Tuesday, February 10, 2009

Right, right, right, um, right, exactly, OK, right

That was the voice of the interviewer I heard off camera during a video interview of a "conversation about Vietnam and Iraq with the author and Lt. Col. Rick Welch of the U.S. Army Reserve, who is currently [no date but possibly 2007] on assignment in Baghdad."

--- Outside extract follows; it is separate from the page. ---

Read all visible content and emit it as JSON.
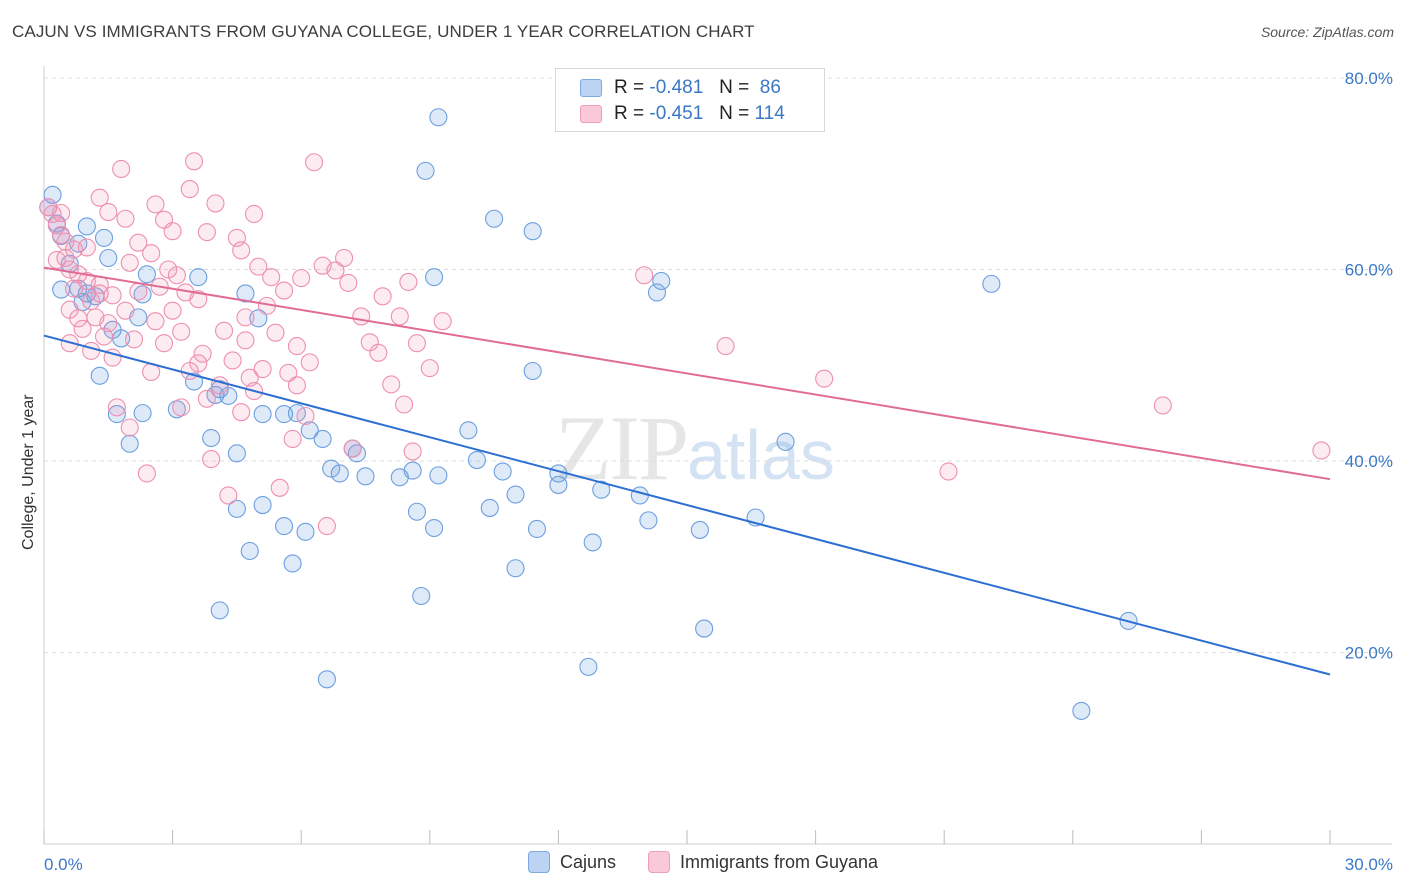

Sandra Gurvis who put this together to promote her book, "Where have all the flower children gone," appears to be a local writer. I wandered into her memoirs about the 1960s and the Vietnam War via a restaurant review. It gives me new respect for television interviewers, even the ones I don't care for. Filmed interviews need quality editing, lighting, background, staging, music, voice, etc. Gurvis didn't make the case why she was trying to compare the conflicts in Vietnam and Iraq. She jumped in to quash his positive points about why the U.S. forces were in the middle east. Having worked for 18 months in Iraq reconciling different cultures, he was polite and patient, so his performance was more professional and informed than hers. She had no content or expertise, interjecting myths, half-truths, and hyperbole from the 60s and anti-war rhetoric that made little sense in this "conversation."

This was a good lesson. Whether interviewing or simply sharing ideas in conversation, I need to resist the urge to interject little words to let the speaker know I am listening. It actually has the opposite affect.